Every September, many parents set aside a few days in their schedule to ensure their new college student can settle in to his or her new dorm room. During this process, many moms and dads brave flights of stairs and long lines at department stores to secure last-minute items. However, parents should also take time to consider whether or not their child is ready for a credit card.
While gaining the ability to make flexible payments is important, parents should evaluate the best option that can help their children boost their credit reports and scores. Whether these financial indicators will improve during the course of the child’s college career may depend on the kind of borrowing parents want to allow their child to engage in. As a result, parents should examine both secured and unsecured cards before making a decision.
The benefits of secured credit cards
Secured credit cards function in a similar manner as debit cards, with one major exception. The borrowing record a child develops with this financial tool is recorded by credit reporting agencies.
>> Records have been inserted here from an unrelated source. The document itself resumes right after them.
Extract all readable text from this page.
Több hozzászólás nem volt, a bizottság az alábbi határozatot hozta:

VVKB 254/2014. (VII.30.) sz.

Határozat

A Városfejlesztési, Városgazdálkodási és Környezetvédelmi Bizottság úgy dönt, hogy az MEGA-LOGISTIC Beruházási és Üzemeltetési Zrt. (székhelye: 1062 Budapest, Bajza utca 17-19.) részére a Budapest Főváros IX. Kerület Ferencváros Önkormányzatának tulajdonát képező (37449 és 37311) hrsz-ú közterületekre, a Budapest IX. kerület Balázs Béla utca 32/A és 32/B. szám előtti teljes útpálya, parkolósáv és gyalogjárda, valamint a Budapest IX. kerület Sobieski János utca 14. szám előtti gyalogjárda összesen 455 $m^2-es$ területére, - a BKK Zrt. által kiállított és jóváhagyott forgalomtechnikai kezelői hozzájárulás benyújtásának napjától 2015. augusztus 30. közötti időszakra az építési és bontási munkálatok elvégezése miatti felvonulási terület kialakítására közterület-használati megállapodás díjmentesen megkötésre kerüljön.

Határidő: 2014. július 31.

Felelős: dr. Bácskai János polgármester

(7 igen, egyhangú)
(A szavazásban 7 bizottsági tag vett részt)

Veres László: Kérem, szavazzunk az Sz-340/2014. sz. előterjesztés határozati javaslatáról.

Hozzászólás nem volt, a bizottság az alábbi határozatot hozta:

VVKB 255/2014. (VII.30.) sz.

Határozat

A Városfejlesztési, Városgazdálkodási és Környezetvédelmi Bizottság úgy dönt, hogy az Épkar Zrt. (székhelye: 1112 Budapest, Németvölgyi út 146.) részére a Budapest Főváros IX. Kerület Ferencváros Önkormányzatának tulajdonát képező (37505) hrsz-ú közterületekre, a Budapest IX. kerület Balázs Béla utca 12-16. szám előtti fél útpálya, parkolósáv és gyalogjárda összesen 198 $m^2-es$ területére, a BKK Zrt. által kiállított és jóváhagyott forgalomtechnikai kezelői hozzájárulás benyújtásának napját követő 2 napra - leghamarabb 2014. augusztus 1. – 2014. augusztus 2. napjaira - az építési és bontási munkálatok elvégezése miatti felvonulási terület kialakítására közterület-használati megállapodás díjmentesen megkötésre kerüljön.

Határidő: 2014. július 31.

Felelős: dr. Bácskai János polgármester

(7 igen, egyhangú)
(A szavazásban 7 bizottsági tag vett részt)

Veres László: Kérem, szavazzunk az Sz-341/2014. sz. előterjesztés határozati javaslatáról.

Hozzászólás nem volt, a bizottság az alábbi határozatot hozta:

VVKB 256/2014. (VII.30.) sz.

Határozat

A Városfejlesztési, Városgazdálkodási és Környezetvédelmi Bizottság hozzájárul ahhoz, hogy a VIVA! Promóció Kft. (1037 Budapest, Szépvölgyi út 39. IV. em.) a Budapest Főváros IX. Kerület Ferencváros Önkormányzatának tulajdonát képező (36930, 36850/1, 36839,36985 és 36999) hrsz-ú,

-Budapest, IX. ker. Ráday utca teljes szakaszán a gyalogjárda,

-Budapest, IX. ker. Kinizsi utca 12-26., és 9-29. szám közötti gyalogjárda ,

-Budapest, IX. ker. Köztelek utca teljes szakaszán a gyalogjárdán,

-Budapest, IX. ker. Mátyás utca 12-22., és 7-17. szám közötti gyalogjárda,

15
This means that by using the card responsibly, over time, the child can build a good credit score simply by charging expenses on books, food and other necessary items and then making payments.
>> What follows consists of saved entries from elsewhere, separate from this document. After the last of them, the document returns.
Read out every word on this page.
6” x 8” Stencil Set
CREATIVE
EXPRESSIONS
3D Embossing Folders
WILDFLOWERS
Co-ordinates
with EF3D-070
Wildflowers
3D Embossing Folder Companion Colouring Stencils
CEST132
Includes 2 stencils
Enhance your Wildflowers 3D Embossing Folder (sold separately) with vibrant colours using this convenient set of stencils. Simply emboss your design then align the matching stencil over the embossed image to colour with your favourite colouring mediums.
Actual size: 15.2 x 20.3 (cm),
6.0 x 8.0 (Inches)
The drawbacks of secured credit cards
To receive this kind of card, parents will need to help their children open a traditional bank account. This is because secured cards require that a certain amount — usually a few hundred dollars — be tethered to the card in case the child misses a payment. Annual fees can also make this option less attractive.
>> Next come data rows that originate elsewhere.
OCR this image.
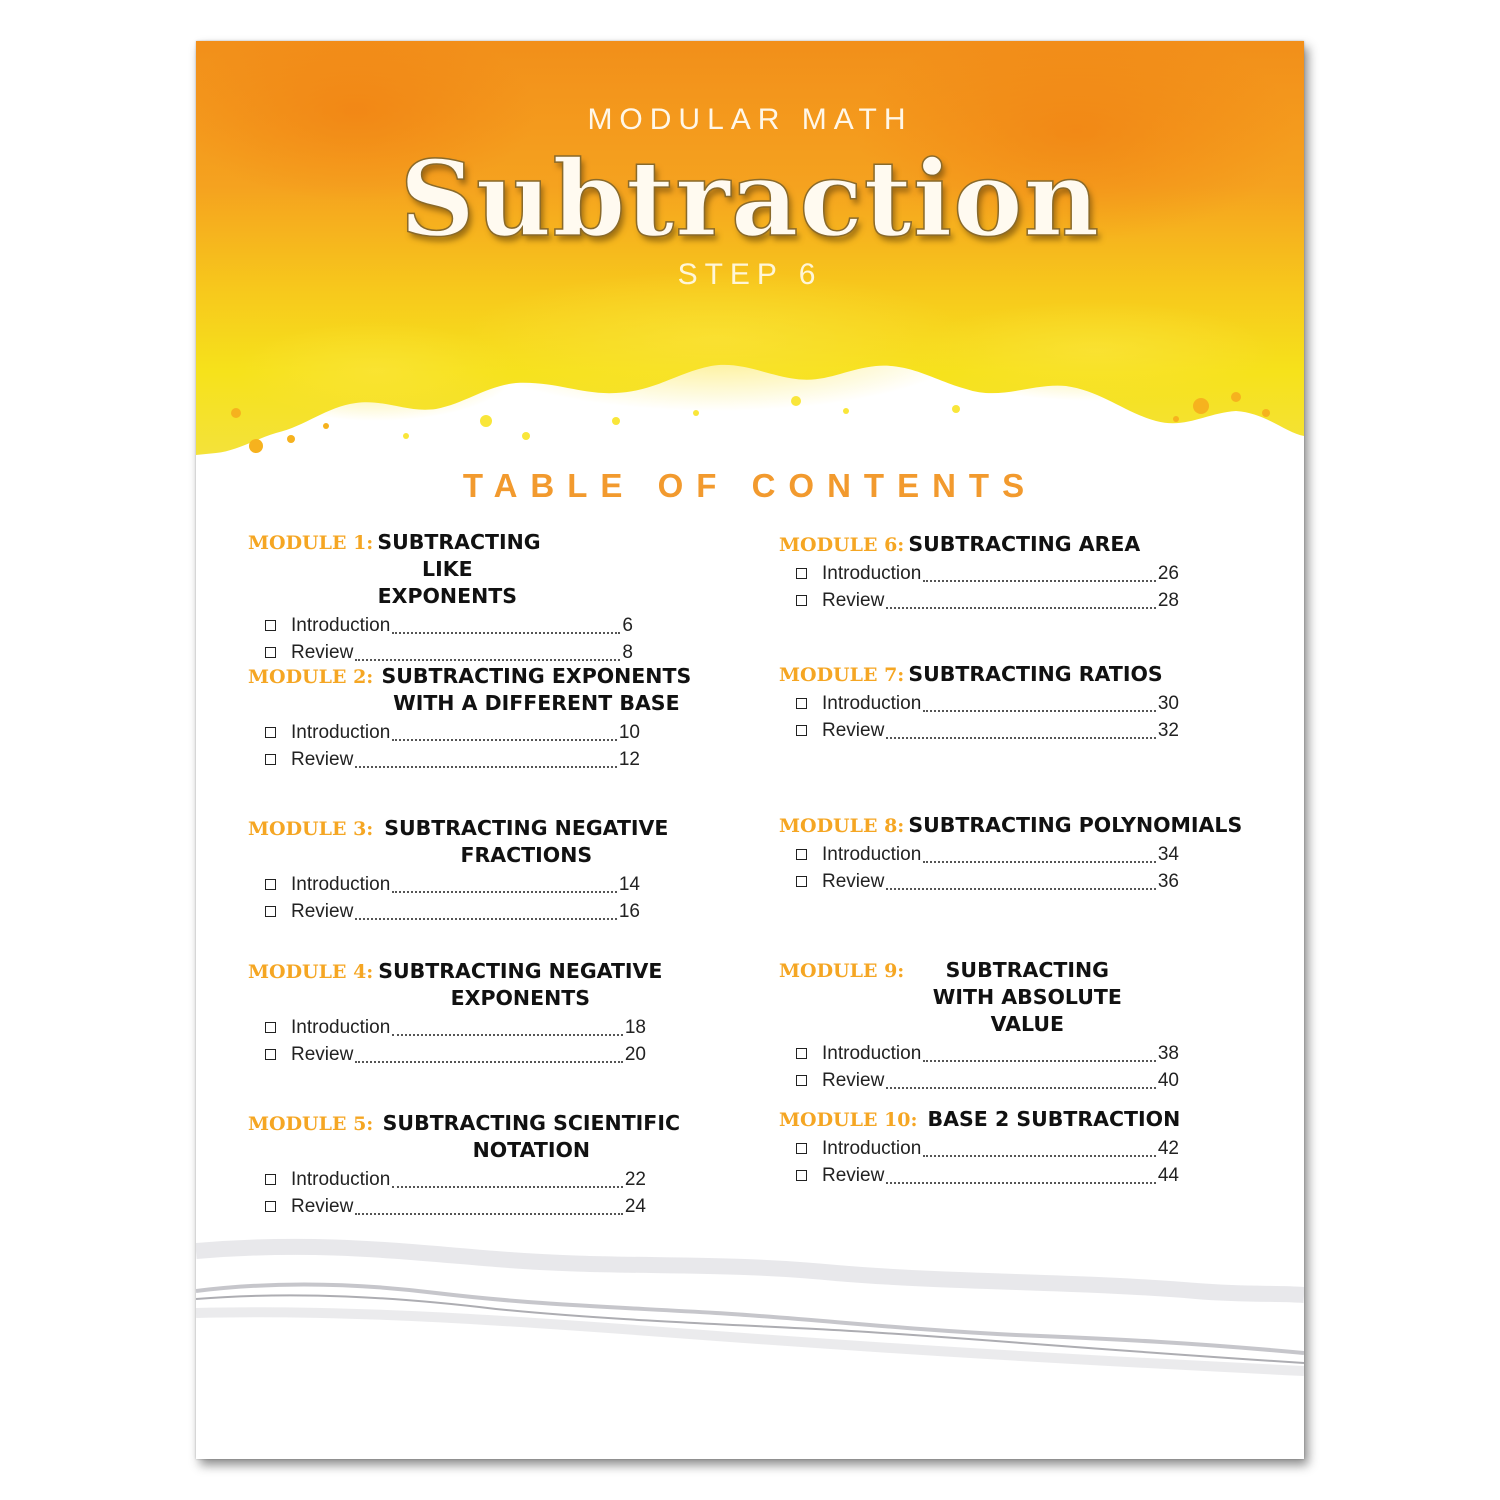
MODULAR MATH

Subtraction

STEP 6

TABLE OF CONTENTS
MODULE 1: SUBTRACTING LIKE EXPONENTS
Introduction	6
Review	8
MODULE 2: SUBTRACTING EXPONENTS WITH A DIFFERENT BASE
Introduction	10
Review	12
MODULE 3: SUBTRACTING NEGATIVE FRACTIONS
Introduction	14
Review	16
MODULE 4: SUBTRACTING NEGATIVE EXPONENTS
Introduction	18
Review	20
MODULE 5: SUBTRACTING SCIENTIFIC NOTATION
Introduction	22
Review	24
MODULE 6: SUBTRACTING AREA
Introduction	26
Review	28
MODULE 7: SUBTRACTING RATIOS
Introduction	30
Review	32
MODULE 8: SUBTRACTING POLYNOMIALS
Introduction	34
Review	36
MODULE 9:	SUBTRACTING WITH ABSOLUTE VALUE
Introduction	38
Review	40
MODULE 10: BASE 2 SUBTRACTION
Introduction	42
Review	44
Evaluating unsecured credit cards
Unsecured credit cards are the most common type of borrowing line. With this type of card, parents can ensure their students have a higher borrowing limit. But, while this option may provide advantages, students may have difficulty qualifying if they don’t have a borrowing history. In addition, parents who cosign for a card risk their credit scores if the child engages in irresponsible spending. But, with timely payments, either option can allow children to build a good credit score so that they can achieve the best borrowing rates when they get ready to buy a new car or house.